L’Université du Coton au service du management

Bernard Bachelier, directeur de la Fondation pour l’agriculture et la ruralité dans le monde (FARM)_

(06/03/07)

L’Université du coton est en fait un projet qui a démarré il y a un an, ici au Salon de l’Agriculture, car il y avait une réunion des organisations de producteurs de coton. Vous savez qu’il existe une organisation des producteurs, l’AProCA — l’Organisation des producteurs de coton africains — qui a été créé en décembre 2004. C’est assez récent. Lorsqu’on leur a demandé quels étaient leurs besoins, la demande de l’AProCA — de son président en particulier, François Traoré — a été de nous dire : nous avons besoin d’une formation au management. Qu’est-ce que c’est que le management pour des producteurs de coton ? C’est gérer les organisations professionnelles, créer des interprofessions, travailler sur le marketing pour promouvoir le coton africain, faire du lobbying auprès des instances internationales, c’est élaborer des projets stratégiques, c’est assumer aussi leurs responsabilités d’administrateur au sein des sociétés cotonnières. C’est toutes ces questions là dont ils voulaient maitriser les compétences : jouer leur rôle aujourd’hui de leader professionnel agricole dans la filière coton.
Cela repose aussi sur l’idée que, bien sur, il faut se battre contre les subventions américaines pour essayer d’avoir des cours internationaux du coton plus élevés. Mais il faut aussi promouvoir la compétitivité du coton africain à moyen et long terme. Et pour cela il faut maitriser les compétences d’entrepreneur.

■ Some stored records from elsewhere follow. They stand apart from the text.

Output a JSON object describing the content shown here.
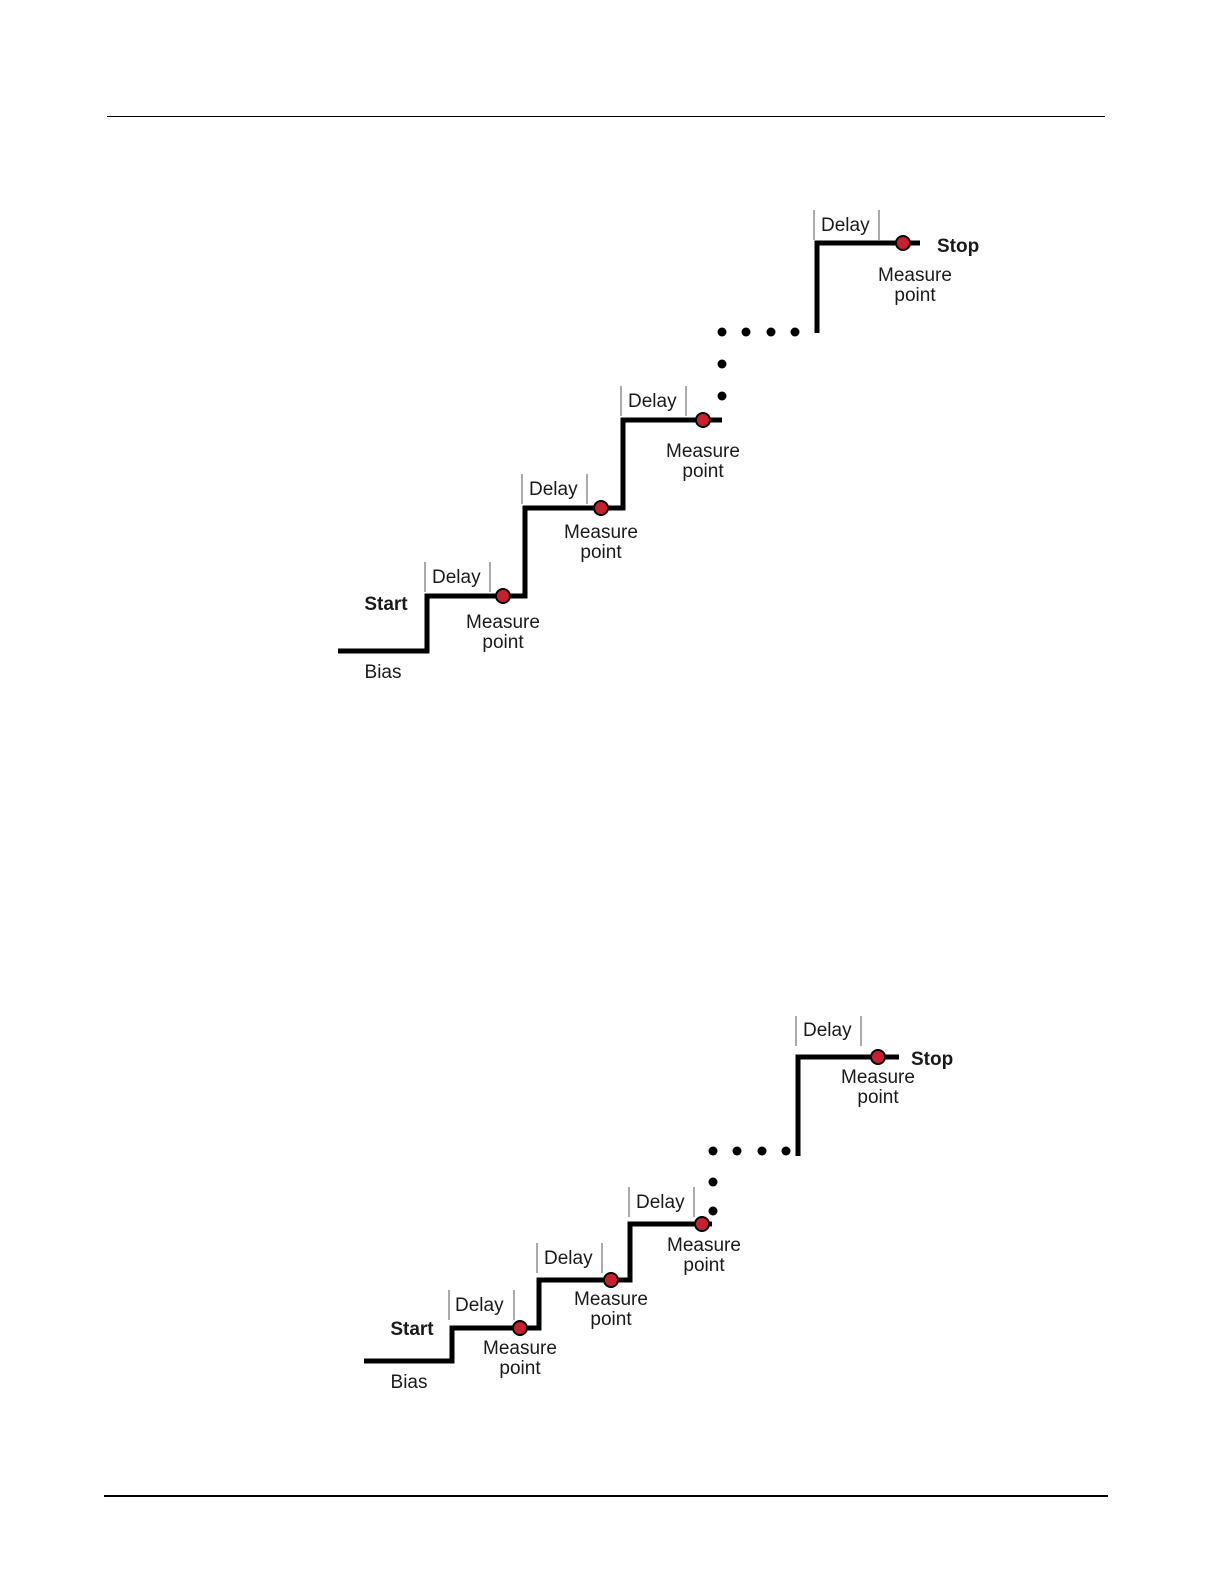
{
  "labels": {
    "bias": "Bias",
    "start": "Start",
    "stop": "Stop",
    "delay": "Delay",
    "measure_line1": "Measure",
    "measure_line2": "point"
  },
  "diagrams": [
    {
      "name": "staircase-sweep-1",
      "visible_steps_before_gap": 3,
      "final_step": 1,
      "measure_points": 4,
      "continuation_dots": 6
    },
    {
      "name": "staircase-sweep-2",
      "visible_steps_before_gap": 3,
      "final_step": 1,
      "measure_points": 4,
      "continuation_dots": 6
    }
  ],
  "colors": {
    "line": "#000000",
    "measure_point": "#c8202e",
    "delay_tick": "#555555"
  }
}
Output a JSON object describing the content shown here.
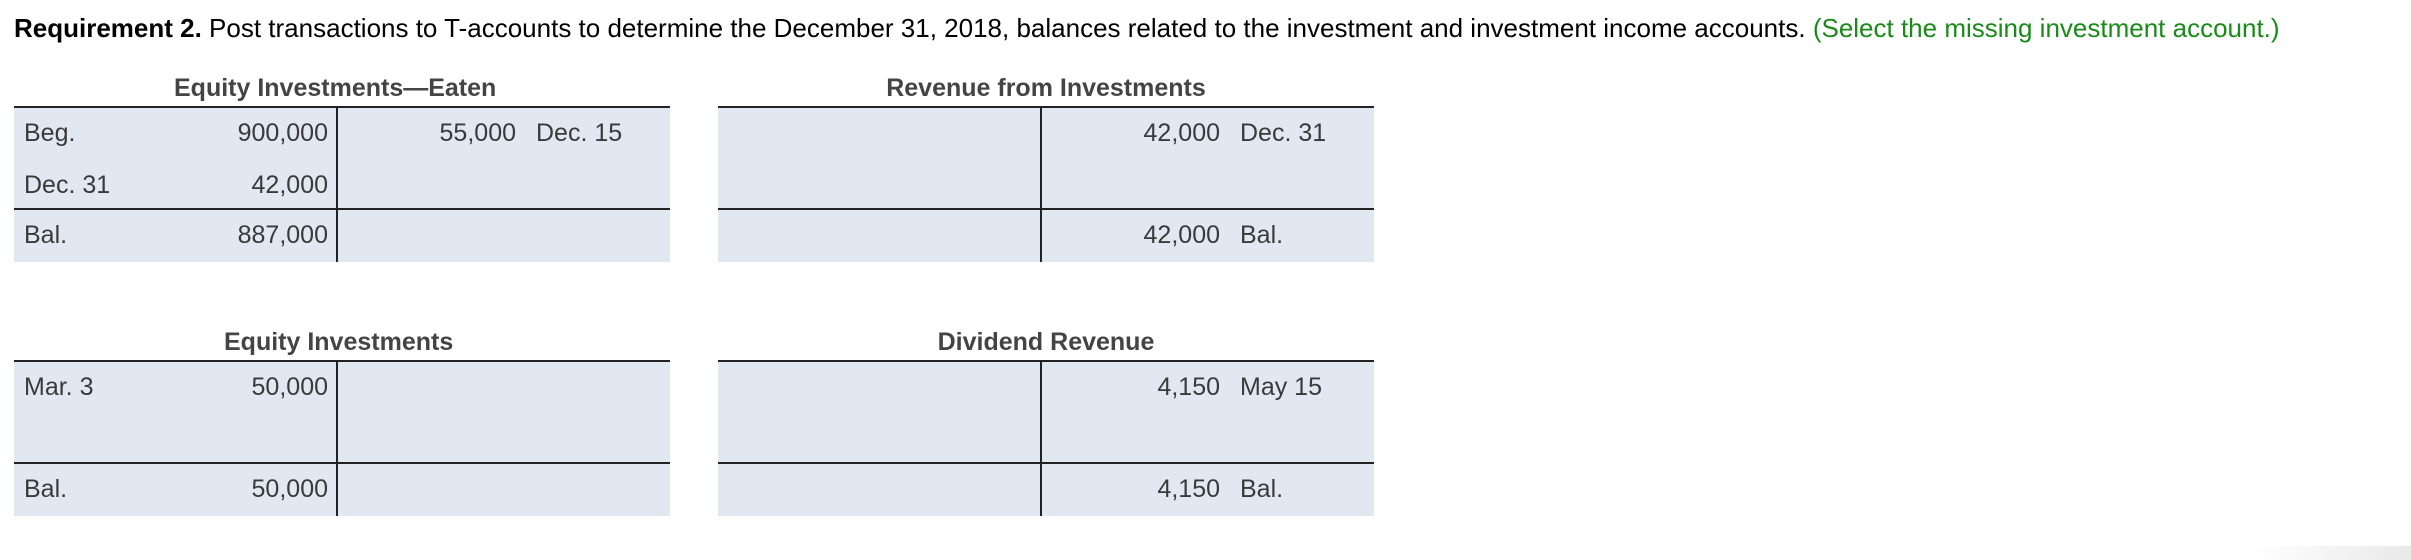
{
  "requirement": {
    "label": "Requirement 2.",
    "text": " Post transactions to T-accounts to determine the December 31, 2018, balances related to the investment and investment income accounts. ",
    "hint": "(Select the missing investment account.)"
  },
  "accounts": [
    {
      "title": "Equity Investments—Eaten",
      "debit": [
        {
          "label": "Beg.",
          "amount": "900,000"
        },
        {
          "label": "Dec. 31",
          "amount": "42,000"
        }
      ],
      "credit": [
        {
          "amount": "55,000",
          "label": "Dec. 15"
        }
      ],
      "balance": {
        "side": "debit",
        "label": "Bal.",
        "amount": "887,000"
      }
    },
    {
      "title": "Revenue from Investments",
      "debit": [],
      "credit": [
        {
          "amount": "42,000",
          "label": "Dec. 31"
        }
      ],
      "balance": {
        "side": "credit",
        "label": "Bal.",
        "amount": "42,000"
      }
    },
    {
      "title": "Equity Investments",
      "debit": [
        {
          "label": "Mar. 3",
          "amount": "50,000"
        }
      ],
      "credit": [],
      "balance": {
        "side": "debit",
        "label": "Bal.",
        "amount": "50,000"
      }
    },
    {
      "title": "Dividend Revenue",
      "debit": [],
      "credit": [
        {
          "amount": "4,150",
          "label": "May 15"
        }
      ],
      "balance": {
        "side": "credit",
        "label": "Bal.",
        "amount": "4,150"
      }
    }
  ],
  "colors": {
    "cell_background": "#e1e8f2",
    "hint_text": "#1a8a1a",
    "rule": "#222222"
  }
}
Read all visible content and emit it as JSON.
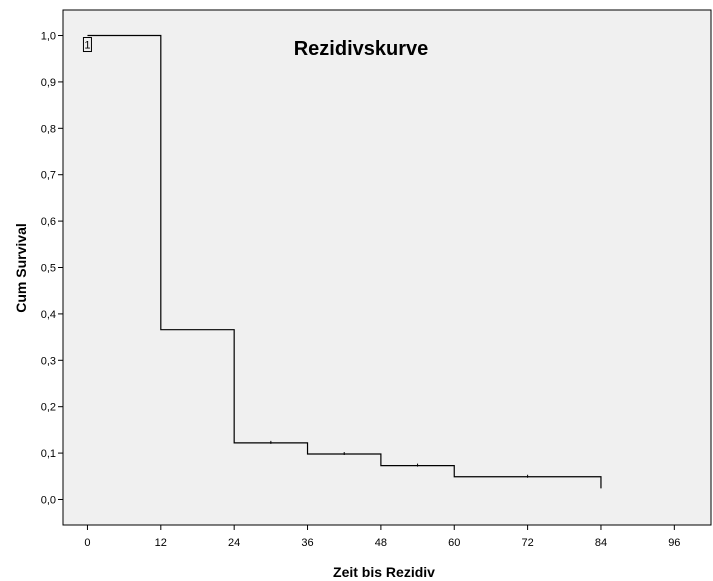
{
  "chart_data": {
    "type": "line",
    "title": "Rezidivskurve",
    "xlabel": "Zeit bis Rezidiv",
    "ylabel": "Cum Survival",
    "xlim": [
      -4,
      102
    ],
    "ylim": [
      -0.055,
      1.055
    ],
    "x_ticks": [
      0,
      12,
      24,
      36,
      48,
      60,
      72,
      84,
      96
    ],
    "x_tick_labels": [
      "0",
      "12",
      "24",
      "36",
      "48",
      "60",
      "72",
      "84",
      "96"
    ],
    "y_ticks": [
      0.0,
      0.1,
      0.2,
      0.3,
      0.4,
      0.5,
      0.6,
      0.7,
      0.8,
      0.9,
      1.0
    ],
    "y_tick_labels": [
      "0,0",
      "0,1",
      "0,2",
      "0,3",
      "0,4",
      "0,5",
      "0,6",
      "0,7",
      "0,8",
      "0,9",
      "1,0"
    ],
    "grid": false,
    "plot_background": "#f0f0f0",
    "line_color": "#000000",
    "series": [
      {
        "name": "1",
        "step_x": [
          0,
          12,
          24,
          36,
          48,
          60,
          84
        ],
        "step_y": [
          1.0,
          0.366,
          0.122,
          0.098,
          0.073,
          0.049,
          0.049
        ],
        "end_drop_to": 0.024,
        "censor_x": [
          30,
          42,
          54,
          72
        ]
      }
    ]
  }
}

Cette université sera-t-elle une université classique, avec des enseignants, un pôle recherche ou autre ? Comment va-t-elle fonctionner concrètement ?
L’Université du coton sera une université sans mur. Elle a deux volets : un volet de formation continue et un volet diplômant pour un master de spécialisation qui, lui, sera forcément localisé dans une université africaine qui est en train d’être identifiée. On parle beaucoup de Bobo-Dioulasso, au cœur de la zone cotonnière du Burkina Faso, mais cela pourrait être aussi dans d’autres lieux.
La formation continue se déroulera par modules au plus près des acteurs, c’est-à-dire les leaders professionnels et les permanents des organisations professionnelles partout en Afrique, dans la sous-région car cela va concerner les 13 pays membres de l’AProCA, d’Afrique de l’Ouest et du Centre.
L’originalité est que le projet de faisabilité a été élaboré avec HEC. On est allé chercher la meilleure école de gestion dans tous les classements européens pour franchir une nouvelle étape. Je crois qu’il y a beaucoup de travail qui a été fait précédemment pour que les professionnels africains s’organisent en structure associative. C’est une étape faite. Maintenant, ce qu’ils réclament est de maitriser les compétences comme n’importe quel entrepreneur. Donc le déficit était un déficit de compétence entrepreneurial.
C’est pour ça qu’on a mobilisé HEC. Le projet est aujourd’hui porté par ce comité des fondateurs qui réunit l’AProCA, FARM et HEC.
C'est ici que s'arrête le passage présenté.